Tuesday, March 27, 2018

An analysis of the strengths and weaknesses of Apache Arrow

In my previous blog post, I discussed the relatively new Apache Arrow project, and compared it with two similar column-oriented storage formats in ORC and Parquet. In particular, I explained how storage formats targeted for main memory have fundamental differences from storage formats targeted for disk-resident data. There was a surprising amount of activity surrounding the post --- the post received 28,000 visits (making it the 7th most popular post on my blog all time), and 86 comments in a HackerNews thread discussing the post.
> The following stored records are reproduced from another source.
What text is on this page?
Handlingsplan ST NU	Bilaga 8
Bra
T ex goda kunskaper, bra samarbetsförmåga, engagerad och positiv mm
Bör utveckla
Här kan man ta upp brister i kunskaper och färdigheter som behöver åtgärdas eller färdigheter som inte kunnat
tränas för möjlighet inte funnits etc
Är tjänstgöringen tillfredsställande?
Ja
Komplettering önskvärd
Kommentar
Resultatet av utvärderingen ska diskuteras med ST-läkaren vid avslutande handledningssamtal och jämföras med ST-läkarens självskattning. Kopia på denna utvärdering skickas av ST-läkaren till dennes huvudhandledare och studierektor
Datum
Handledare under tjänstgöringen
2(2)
Given this clear interest of my readers in Apache Arrow, I would like to take a deeper look into the project in this post, and present my analysis of both some specific decisions that were made regarding the format itself, and also my personal experience with installing and running experiments on the code base.
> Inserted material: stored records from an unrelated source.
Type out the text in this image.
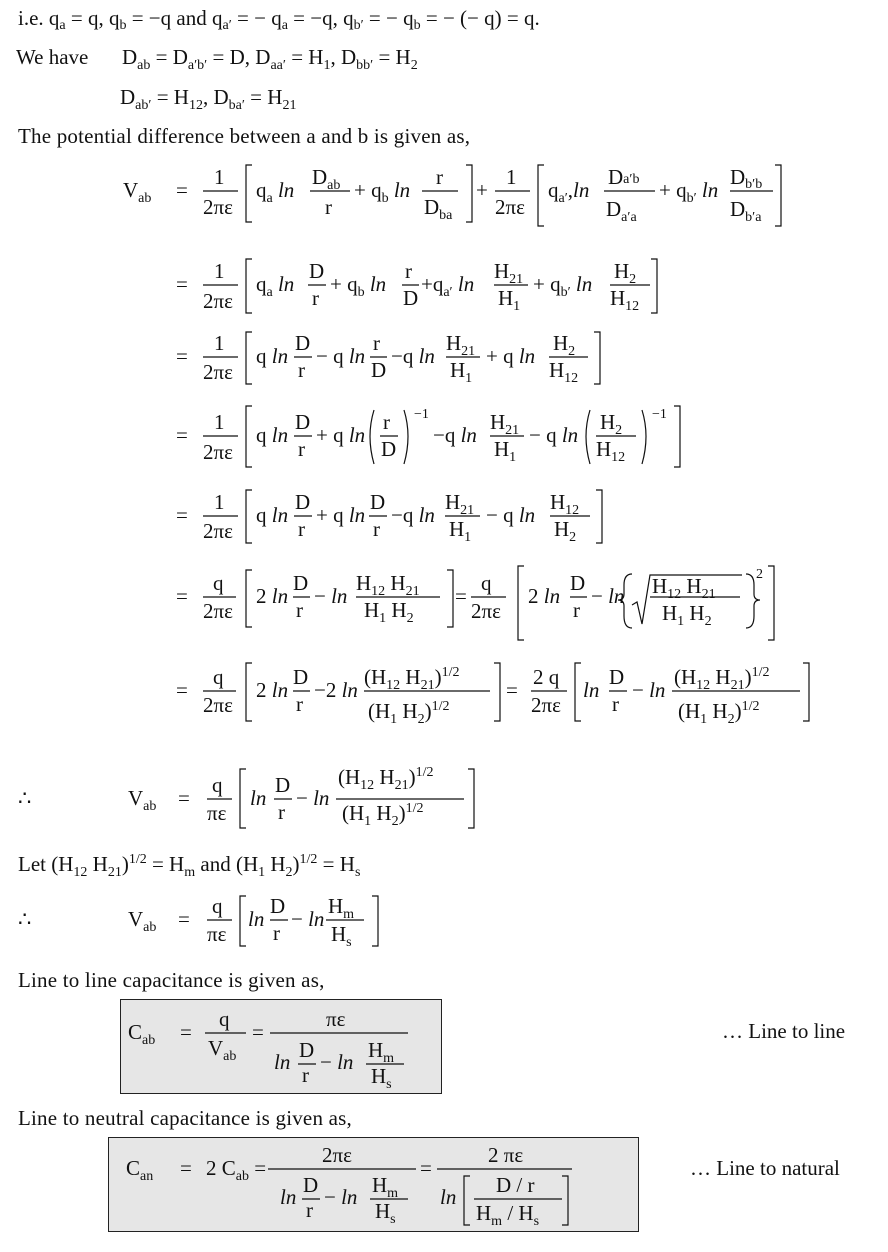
The potential difference between a and b is given as,
Line to line capacitance is given as,
Line to neutral capacitance is given as,
… Line to line
… Line to natural
i.e. qa = q, qb = −q and qa′ = − qa = −q, qb′ = − qb = − (− q) = q.
We have $D_{ab} = D_{a'b'} = D$, $D_{aa'} = H_1$, $D_{bb'} = H_2$
$D_{ab'} = H_{12}$, $D_{ba'} = H_{21}$
$V_{ab}$ =
1
2πε
$q_a$ ln
$D_{ab}$
r
+ $q_b$ ln
r
$D_{ba}$
+
1
2πε
$q_{a'},\ln$
Da′b
$D_{a'a}$
+ $q_{b'}$ ln
Db′b
$D_{b'a}$
=
1
2πε
$q_a$ ln
D
r
+ $q_b$ ln
r
D
$+q_{a'}$ ln
$H_{21}$
$H_1$
+ $q_{b'}$ ln
$H_2$
$H_{12}$
=
1
2πε
q ln
D
r
− q ln
r
D
−q ln
$H_{21}$
$H_1$
+ q ln
$H_2$
$H_{12}$
=
1
2πε
q ln
D
r
+ q ln
r
D
−1
−q ln
$H_{21}$
$H_1$
− q ln
$H_2$
$H_{12}$
−1
=
1
2πε
q ln
D
r
+ q ln
D
r
−q ln
$H_{21}$
$H_1$
− q ln
$H_{12}$
$H_2$
=
q
2πε
2 ln
D
r
− ln
$H_{12}$ $H_{21}$
$H_1$ $H_2$
=
q
2πε
2 ln
D
r
− $\ln H_{12}$ $H_{21}$
$H_1$ $H_2$
2
=
q
2πε
2 ln
D
r
−2 ln
($H_{12}$ $H_{21})^{1/2}$
($H_1$ $H_2)^{1/2}$
=
2 q
2πε
ln
D
r
− ln
($H_{12}$ $H_{21})^{1/2}$
($H_1$ $H_2)^{1/2}$
∴	$V_{ab}$ =
q
πε
ln
D
r
− ln
($H_{12}$ $H_{21})^{1/2}$
($H_1$ $H_2)^{1/2}$
Let ($H_{12}$ $H_{21})^{1/2} = H_m$ and ($H_1$ $H_2)^{1/2} = H_s$
∴	$V_{ab}$ =
q
πε
ln
D
r
− ln
$H_m$
$H_s$
$C_{ab}$ =
q
$V_{ab}$
=
πε
ln D
r
− $\ln H_m$
$H_s$
$C_{an} = 2$ $C_{ab}$ =
2πε
ln D
r
− $\ln H_m$
$H_s$
=
2 πε
ln D / r
$H_m / H_s$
A quick caveat before we begin: Many of the comments on the HackerNews thread revolved around a back-and-forth between fans and contributors to the Apache Arrow project who went ballistic when they read my title with a sarcastic tone (the title was: “Apache Arrow vs. Parquet and ORC: Do we really need a third Apache project for columnar data representation?”) and more thoughtful and thorough readers who tried to calm them down and explain that the entire post was there to explain precisely why it makes sense to have Arrow as a separate project. However, one common point that was brought up by the pro-Arrow crowd was that my post was narrow in the sense that I only looked at Arrow from the perspective of using it as a storage format in the context of database and data analytics engines, whereas Arrow, as a general standard for representing data in main memory could also be used outside of this space. I should have been clearer about the scope of my analysis in that post, so this time around I want to be more clear: the scope of my analysis in this post is solely from the perspective of using Apache Arrow as a storage format in the context of database and data analytics engines and tools. I limit the scope to this context for two reasons: (1) I predict that the majority of Arrow’s use cases will be in that context (where I define data analytics tools broadly enough to include projects like Pandas) (2) As someone who has spent his entire career as a database system researcher, this is the only context in which I am qualified to present my opinion.
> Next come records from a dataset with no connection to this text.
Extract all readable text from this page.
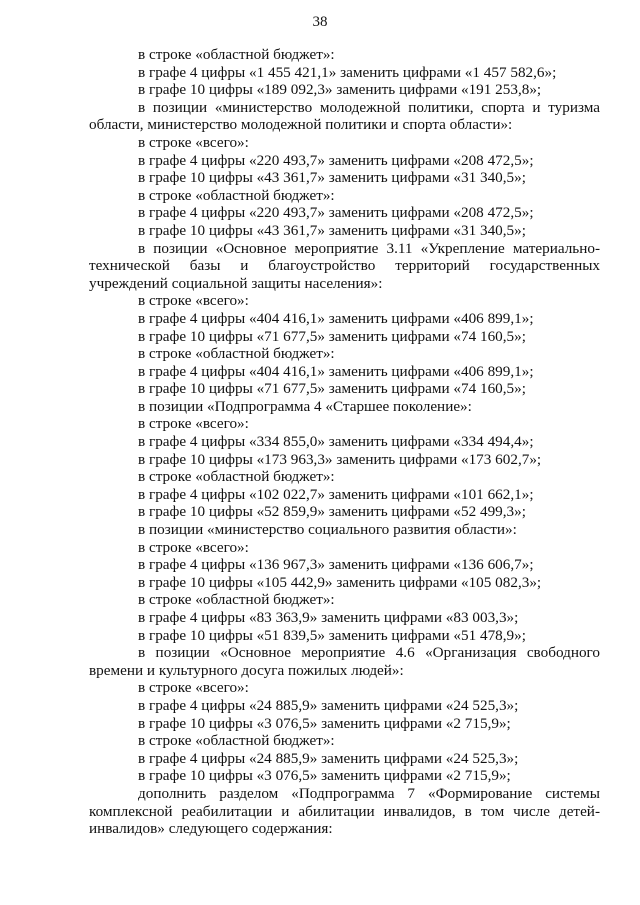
38
в строке «областной бюджет»:
в графе 4 цифры «1 455 421,1» заменить цифрами «1 457 582,6»;
в графе 10 цифры «189 092,3» заменить цифрами «191 253,8»;
в позиции «министерство молодежной политики, спорта и туризма
области, министерство молодежной политики и спорта области»:
в строке «всего»:
в графе 4 цифры «220 493,7» заменить цифрами «208 472,5»;
в графе 10 цифры «43 361,7» заменить цифрами «31 340,5»;
в строке «областной бюджет»:
в графе 4 цифры «220 493,7» заменить цифрами «208 472,5»;
в графе 10 цифры «43 361,7» заменить цифрами «31 340,5»;
в позиции «Основное мероприятие 3.11 «Укрепление материально-
технической базы и благоустройство территорий государственных
учреждений социальной защиты населения»:
в строке «всего»:
в графе 4 цифры «404 416,1» заменить цифрами «406 899,1»;
в графе 10 цифры «71 677,5» заменить цифрами «74 160,5»;
в строке «областной бюджет»:
в графе 4 цифры «404 416,1» заменить цифрами «406 899,1»;
в графе 10 цифры «71 677,5» заменить цифрами «74 160,5»;
в позиции «Подпрограмма 4 «Старшее поколение»:
в строке «всего»:
в графе 4 цифры «334 855,0» заменить цифрами «334 494,4»;
в графе 10 цифры «173 963,3» заменить цифрами «173 602,7»;
в строке «областной бюджет»:
в графе 4 цифры «102 022,7» заменить цифрами «101 662,1»;
в графе 10 цифры «52 859,9» заменить цифрами «52 499,3»;
в позиции «министерство социального развития области»:
в строке «всего»:
в графе 4 цифры «136 967,3» заменить цифрами «136 606,7»;
в графе 10 цифры «105 442,9» заменить цифрами «105 082,3»;
в строке «областной бюджет»:
в графе 4 цифры «83 363,9» заменить цифрами «83 003,3»;
в графе 10 цифры «51 839,5» заменить цифрами «51 478,9»;
в позиции «Основное мероприятие 4.6 «Организация свободного
времени и культурного досуга пожилых людей»:
в строке «всего»:
в графе 4 цифры «24 885,9» заменить цифрами «24 525,3»;
в графе 10 цифры «3 076,5» заменить цифрами «2 715,9»;
в строке «областной бюджет»:
в графе 4 цифры «24 885,9» заменить цифрами «24 525,3»;
в графе 10 цифры «3 076,5» заменить цифрами «2 715,9»;
дополнить разделом «Подпрограмма 7 «Формирование системы
комплексной реабилитации и абилитации инвалидов, в том числе детей-
инвалидов» следующего содержания:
What exactly is Apache Arrow?

Arrow’s homepage self-describes in the following way: “Apache Arrow is a cross-language development platform for in-memory data. It specifies a standardized language-independent columnar memory format for flat and hierarchical data, organized for efficient analytic operations on modern hardware. It also provides computational libraries and zero-copy streaming messaging and interprocess communication.”

In other words, the creators of Arrow envision the project having impact in three ways: (1) as a development platform, (2) as a columnar memory format standard, and (3) as a set of useful libraries.

In practice, the majority of the code in the Github repository at the time of my interactions with the codebase was for constructing, accessing, and testing data structures using the Arrow standard. So my analysis in this article will just focus on the Arrow standard and the set of code that is provided to help in the implementation of this standard.

Is it even possible to have everybody agree on a data representation standard?

For decades, it was impossible to fathom that there could be a standard representation for data in a database system. Database systems have historically been horribly monolithic and complex pieces of software. The many components of the system --- the storage layer, the transaction manager, the access manager, the recovery manager, the optimizer, etc. --- were significantly intertwined, and designed assuming particular architectural choices for the other components. Therefore, a “page” of data on storage was not a simple block of data, but also contained information critical to the recovery manager (e.g. the identifier of the log record that most recently wrote to this page), the transaction manager (e.g. timestamps required by multi-version concurrency control schemes), access manager, and so on. Each unique database system had different concurrency control schemes, different logging structures, and different index implementations; therefore a page of data in one system looked vastly different than a page of data in other system.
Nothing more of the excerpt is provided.